The history of building design and construction.
The first houses were built by hand, although we know that the Babylonians took on the task of building houses using bricks after they discovered mud and stone. Over time, houses evolved and became more structurally sound and convenient – and this was also necessary given the different sizes of houses, from a tiny hut to a vast palace. Yet, from the 16th to the early 18th centuries, the most prominent design trend was the emergence of the traditional European palace, with the Renaissance-era buildings being characterized by symmetry and symmetry of their plan’s elements. The baroque period was distinguished by the use of a larger variety of building shapes than the previous style, although it also exhibited high symmetry.
Building design changes.
Throughout the 20th century, the world experienced the emergence of some of the most spectacular and modernistic styles: functionalism, rationalism and international architecture. During this era, buildings often became an integral part of urban planning, serving functional requirements. It was in this period that more and more buildings were erected to function like the glass box that became popular in New York, Paris, and San Francisco. To this day, the current design trend is to incorporate functional space; for example, we can see the rise of glass atrium in hotels.
From the end of the 20th century onwards, the building construction style shifted to more sustainable methods of building, such as green and earth buildings. In response to this movement, builders created more environmentally friendly materials and developed new ways of manufacturing materials.

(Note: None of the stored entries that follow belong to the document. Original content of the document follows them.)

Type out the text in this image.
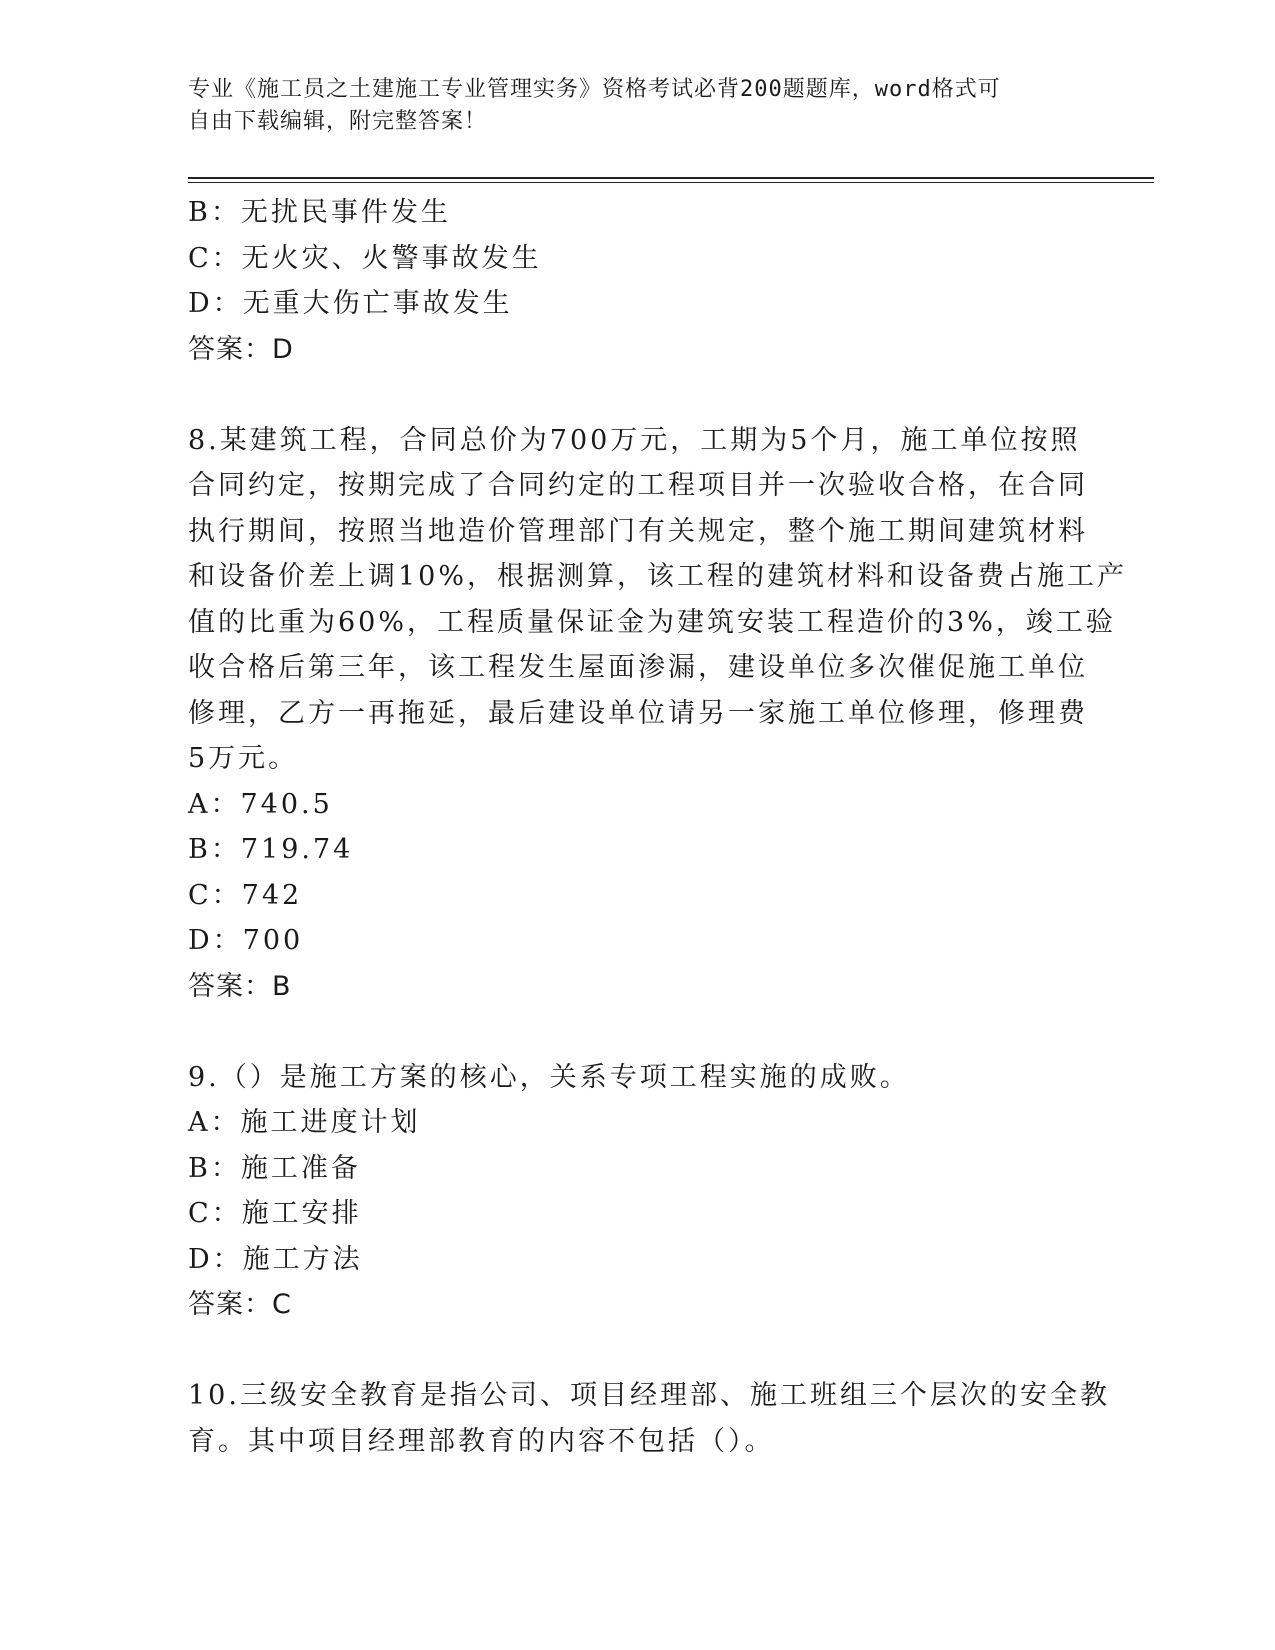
专业《施工员之土建施工专业管理实务》资格考试必背200题题库，word格式可
自由下载编辑，附完整答案！
B：无扰民事件发生
C：无火灾、火警事故发生
D：无重大伤亡事故发生
答案：D
8.某建筑工程，合同总价为700万元，工期为5个月，施工单位按照
合同约定，按期完成了合同约定的工程项目并一次验收合格，在合同
执行期间，按照当地造价管理部门有关规定，整个施工期间建筑材料
和设备价差上调10%，根据测算，该工程的建筑材料和设备费占施工产
值的比重为60%，工程质量保证金为建筑安装工程造价的3%，竣工验
收合格后第三年，该工程发生屋面渗漏，建设单位多次催促施工单位
修理，乙方一再拖延，最后建设单位请另一家施工单位修理，修理费
5万元。
A：740.5
B：719.74
C：742
D：700
答案：B
9.（）是施工方案的核心，关系专项工程实施的成败。
A：施工进度计划
B：施工准备
C：施工安排
D：施工方法
答案：C
10.三级安全教育是指公司、项目经理部、施工班组三个层次的安全教
育。其中项目经理部教育的内容不包括（）。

Nonetheless, some of the biggest problems faced while designing green buildings were the challenges of energy and the growing demand for affordable housing.

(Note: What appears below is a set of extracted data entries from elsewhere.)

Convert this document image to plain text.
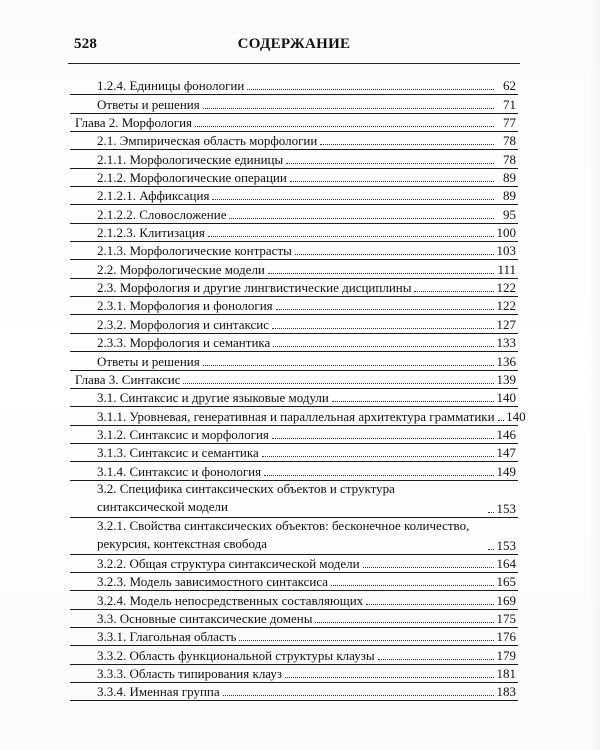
528	СОДЕРЖАНИЕ
1.2.4. Единицы фонологии	62
Ответы и решения	71
Глава 2. Морфология	77
2.1. Эмпирическая область морфологии	78
2.1.1. Морфологические единицы	78
2.1.2. Морфологические операции	89
2.1.2.1. Аффиксация	89
2.1.2.2. Словосложение	95
2.1.2.3. Клитизация	100
2.1.3. Морфологические контрасты	103
2.2. Морфологические модели	111
2.3. Морфология и другие лингвистические дисциплины	122
2.3.1. Морфология и фонология	122
2.3.2. Морфология и синтаксис	127
2.3.3. Морфология и семантика	133
Ответы и решения	136
Глава 3. Синтаксис	139
3.1. Синтаксис и другие языковые модули	140
3.1.1. Уровневая, генеративная и параллельная архитектура грамматики 140
3.1.2. Синтаксис и морфология	146
3.1.3. Синтаксис и семантика	147
3.1.4. Синтаксис и фонология	149
3.2. Специфика синтаксических объектов и структура синтаксической модели	153
3.2.1. Свойства синтаксических объектов: бесконечное количество, рекурсия, контекстная свобода	153
3.2.2. Общая структура синтаксической модели	164
3.2.3. Модель зависимостного синтаксиса	165
3.2.4. Модель непосредственных составляющих	169
3.3. Основные синтаксические домены	175
3.3.1. Глагольная область	176
3.3.2. Область функциональной структуры клаузы	179
3.3.3. Область типирования клауз	181
3.3.4. Именная группа	183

Impact of technology in Architecture.
Despite the need to incorporate more sustainable materials, designs were still being produced with inefficient and highly polluting materials. This was partially because of the lack of innovation – and this resulted in an overreliance on the same old, inefficient materials. To this day, the global construction market has largely ignored the latest technological advancements and continues to overlook sustainable building methodologies that are based on principles like 3D printed bricks and prefabricated materials. To make up for this problem, architects, and builders are developing more affordable and eco-friendly materials with the aim of lowering the overall cost of a building.

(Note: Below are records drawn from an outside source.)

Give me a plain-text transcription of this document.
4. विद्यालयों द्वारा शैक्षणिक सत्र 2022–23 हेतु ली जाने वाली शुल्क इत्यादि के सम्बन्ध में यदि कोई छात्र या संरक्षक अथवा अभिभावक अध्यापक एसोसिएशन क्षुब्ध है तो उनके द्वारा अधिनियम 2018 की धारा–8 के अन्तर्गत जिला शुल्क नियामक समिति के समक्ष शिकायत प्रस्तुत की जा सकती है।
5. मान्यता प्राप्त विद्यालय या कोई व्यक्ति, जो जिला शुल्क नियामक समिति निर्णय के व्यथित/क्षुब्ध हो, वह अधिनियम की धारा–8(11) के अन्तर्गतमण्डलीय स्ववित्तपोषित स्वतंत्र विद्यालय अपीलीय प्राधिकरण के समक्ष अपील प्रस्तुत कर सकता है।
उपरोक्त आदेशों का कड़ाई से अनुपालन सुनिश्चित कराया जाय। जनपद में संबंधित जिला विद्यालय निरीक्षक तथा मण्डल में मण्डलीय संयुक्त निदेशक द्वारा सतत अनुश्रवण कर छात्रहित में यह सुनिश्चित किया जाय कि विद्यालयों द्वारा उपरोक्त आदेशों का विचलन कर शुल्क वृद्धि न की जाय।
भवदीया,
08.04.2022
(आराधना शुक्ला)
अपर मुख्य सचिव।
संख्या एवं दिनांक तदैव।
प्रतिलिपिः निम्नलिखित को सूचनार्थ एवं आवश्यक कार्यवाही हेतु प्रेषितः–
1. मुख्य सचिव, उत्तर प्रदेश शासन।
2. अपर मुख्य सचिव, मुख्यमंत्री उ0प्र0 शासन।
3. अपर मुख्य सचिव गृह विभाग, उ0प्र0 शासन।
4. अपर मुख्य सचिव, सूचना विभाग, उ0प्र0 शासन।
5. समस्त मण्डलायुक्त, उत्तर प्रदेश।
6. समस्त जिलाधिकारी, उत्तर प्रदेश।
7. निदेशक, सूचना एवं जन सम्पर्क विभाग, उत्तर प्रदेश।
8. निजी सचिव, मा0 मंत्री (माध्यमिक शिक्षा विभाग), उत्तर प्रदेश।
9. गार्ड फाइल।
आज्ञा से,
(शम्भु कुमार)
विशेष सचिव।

A shift towards more energy-efficient buildings.
More recently, with the focus on sustainability, builders, and architects are adapting to new energy sources for heating and cooling. As the average temperature in cities increases – as a result of climate change and urbanization- architects and builders are incorporating features and spaces that are able to absorb energy. This energy can be taken from renewable sources like solar and wind. Moreover, the advent of building automation – combined with the development of technology – has made it easier to monitor and control these energy-saving buildings and make them more stable.
Thus, modern buildings are becoming more environmentally friendly. New technologies make it easier to make these buildings, and this provides the ability to build with more sustainable methods of construction. Nevertheless, the problem that should not go unnoticed is that we are still using the same materials and methods of building, which are still inefficient and costly. For example, we still use concrete to make buildings and this is a non-renewable material that emits high levels of carbon dioxide. We must therefore use the most innovative materials and sustainable methods to make buildings more eco-friendly and affordable, while making more effort to protect the environment.